Thalidomide is a substance known for its anti-angiogenesis properties, as well as its effects on the immune system to help fight cancer. Angiogenesis is the formation of new blood vessels in the body and is a crucial component for the development of cancer. Blood vessels are needed to supply cancer cells with essential nutrients from the blood. Anti-angiogenesis is the inhibition of the formation of new blood vessels. By stopping blood vessels from forming, cancer cells are “starved” of nutrients, ultimately inhibiting cancer development and growth. Previous clinical studies have demonstrated that thalidomide achieves significant anti-cancer responses in patients with recurrent multiple myeloma, and clinical trials are ongoing to determine its true clinical role in the treatment of multiple myeloma, as well as its effects on the immune system in fighting cancer.

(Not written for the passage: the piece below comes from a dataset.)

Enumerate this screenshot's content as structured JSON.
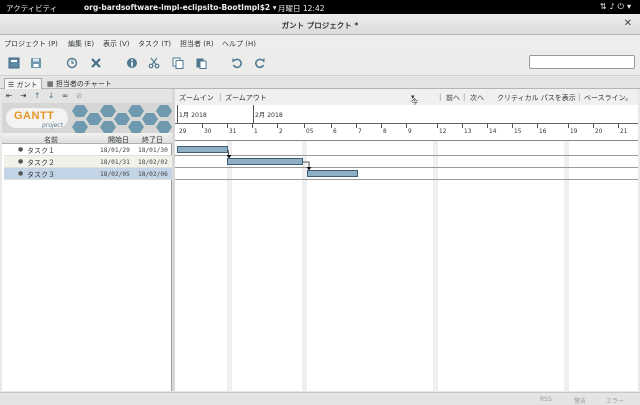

Recently, researchers affiliated with the Eastern Cooperative Oncology Group (ECOG) conducted a large clinical trial directly comparing the standard treatment approach including dexamethasone to the treatment approach including thalidomide plus dexamethasone in the treatment of newly diagnosed patients with multiple myeloma. This trial included 103 patients who were treated with thalidomide/dexamethasone and 104 patients who were treated with dexamethasone alone. Interim data reported that anti-cancer responses occurred in 63% of patients treated with thalidomide/dexamethasone, compared with 41% of patients treated with dexamethasone alone. Upon analysis of M-protein (an abnormal protein measured in the urine used as a “marker” to evaluate the extent of disease), 73% of patients achieved an anti-cancer response, compared with only 50% of those treated with dexamethasone. More patients who were treated with thalidomide/dexamethasone had blood clots (deep vein thrombosis) than patients treated with dexamethasone alone.

The researchers concluded that the addition of thalidomide to dexamethasone improves anti-cancer response rates in patients with newly diagnosed multiple myeloma over treatment with dexamethasone alone. Longer follow-up may reveal progression-free survival or overall survival differences between these two treatments. Patients with newly diagnosed multiple myeloma may wish to speak with their physician about the risks and benefits of treatment with thalidomide or other promising new therapeutic approaches being evaluated in clinical trials.

Reference: Celgene Corporation. ECOG Phase III Study on Thalomid (Thalidomide) Plus Dexamethasone Reports Final Results for Newly Diagnosed Multiple Myeloma. Available at: . Accessed December 2004.